Kemudian, Said meneruskan ke Sekolah Gunung Hermon, untuk persiapan menempuh studi perguruan tinggi. Pada 1951, ia terbang ke Amerika Serikat (AS) untuk berkuliah di Massachusetts.
Di sana, ia mempelajari ilmu bahasa dan teori-teori sastra. Dalam kurun waktu tersebut, Said sudah lancar berbahasa Prancis, di samping Inggris dan tentunya Arab.
Pada 1957, ia meraih sarjana sastra dari Princeton University. Sekira tiga tahun kemudian, Said menyabet master. Adapun studi doktoral tentang sastra Inggris diselesaikannya pada 1964 di Harvard University.
Said berkarier di Columbia University sejak tahun 1963. Pada 1977, ia didaulat menjadi profesor bahasa Inggris dan sastra bandingan di kampus setempat. Selain itu, akademisi Palestina-Amerika ini juga menjadi profesor tamu di Yale University. Barulah pada 1992, ia diangkat menjadi profesor penuh, posisi akademik tertinggi, di Columbia.
Berbagai jabatan lain juga diembannya. Said pernah menjadi presiden Modern Language Association, editor Jurnal triwulanan Arab Study, dan anggota Academy of Arts and Knowledge. Ia juga duduk di Dewan eksekutif PEN Royal Society of Literature dan jajaran American Philosophical Society.

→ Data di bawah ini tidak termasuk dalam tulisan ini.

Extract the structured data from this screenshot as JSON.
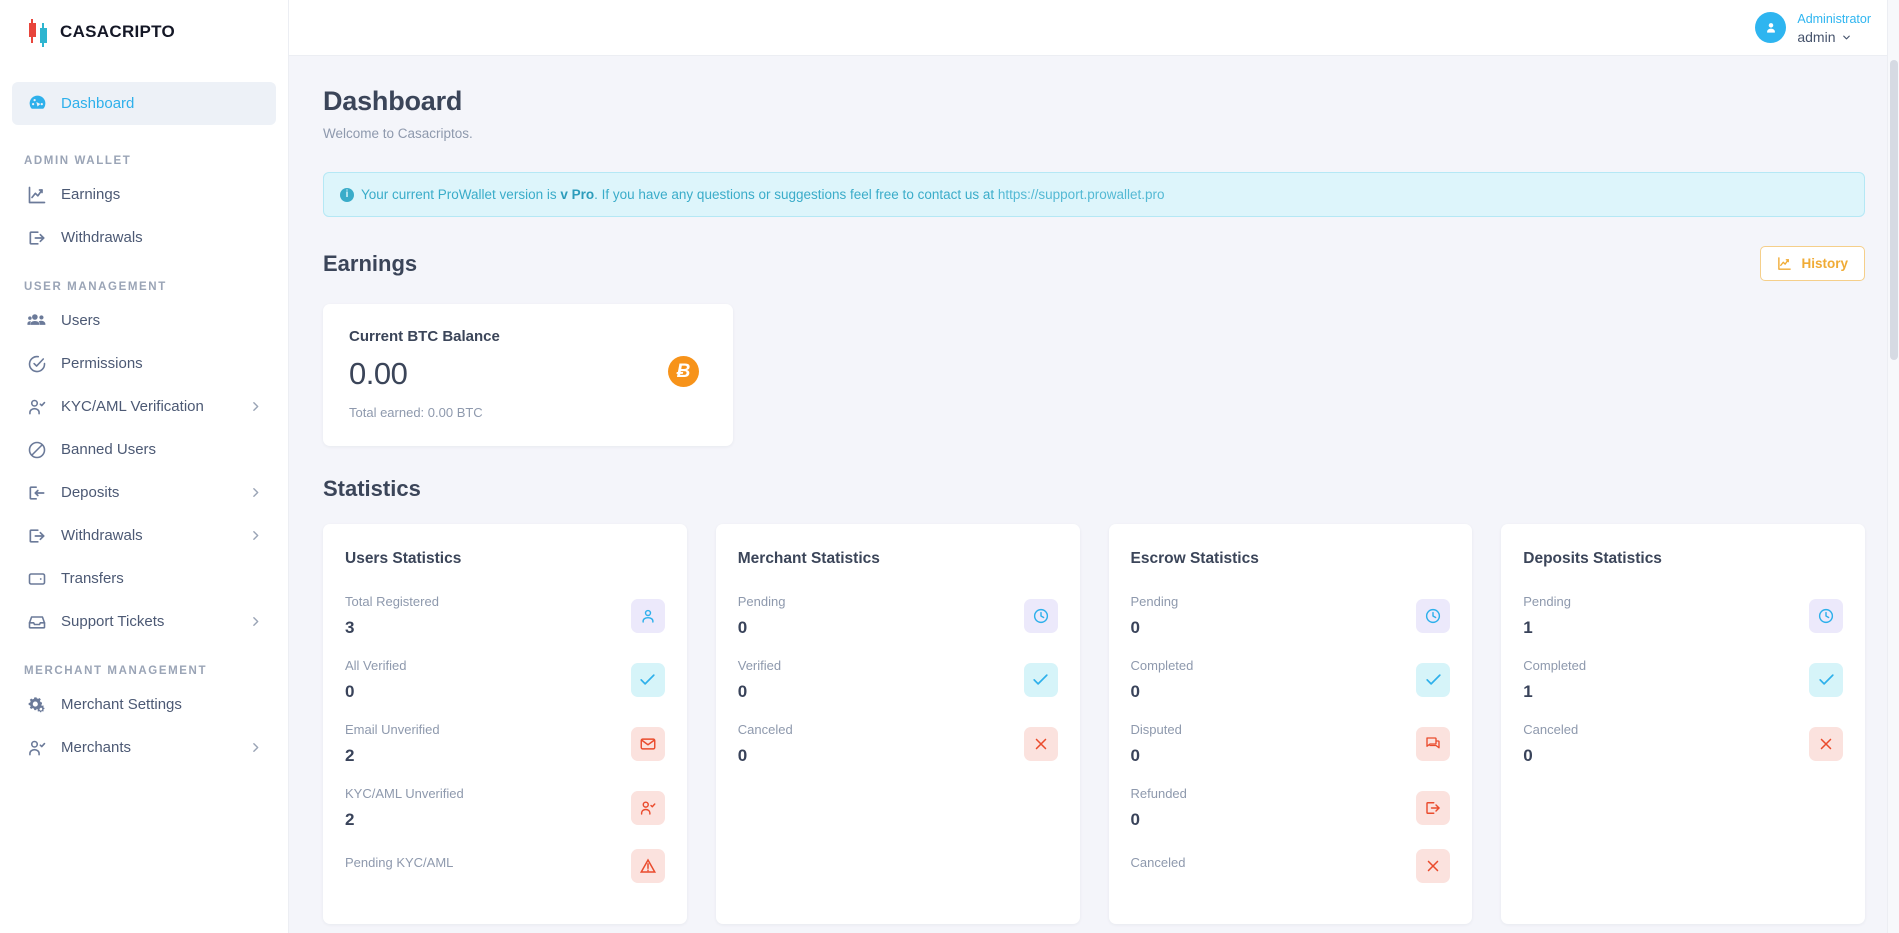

Said sangat produktif menghasilkan karya. Beberapa di antaranya adalah The Question of Palestine (1979), Covering Islam: How the Media and the Experts Determine How We See the Rest of the World (1981), The Politics of Dispossession (1994), Peace and its Discontents: Essays on Palestine in the Middle East Peace Process (1995), The World, the Text, and the Critic (1983), Nationalism, Colonialism, and Literature: Yeats and Decolonization (1988), Musical Elaborations (1991), dan Culture and Imperialism (1993). Adapun memoar pribadinya berjudul Out of Place (1999).
Adalah Orientalism (1978), yakni karyanya yang kian melejitkan nama Said di level internasional. Buah penanya ini diakui luas sebagai karya penting yang turut merintis studi postkolonialisme atau pascakolonial.
Melalui Orientalism, Said mengungkapkan cara-cara para intelektual Eropa membingkai citra Islam sebagai agama yang keras, ekstrem, dan anti-dialog. Mereka juga membangun konstruksi "Timur" sebagai lawan daripada "Barat" dalam hubungan "mereka-kami" yang hierarkis.
Karena memiliki kepentingan tertentu, kaum orientalis menjelaskan soal Arab, bangsa Arab, dan--pada akhirnya--Islam serta umat Islam secara reduksionis. Karena itu, kerja-kerja orientalis berkaitan dengan proyek kolonialisme Barat.
Pada 24 September 2003, Edward Said menghembuskan nafas terakhir di New York City, AS. Sebelumnya, ia menjalani perawatan lantaran sakit leukimia yang dideritanya. Hingga tutup usia, filsuf yang juga demonstran ini tidak kunjung melihat tanah kelahirannya, Palestina, merdeka dari penjajahan Israel.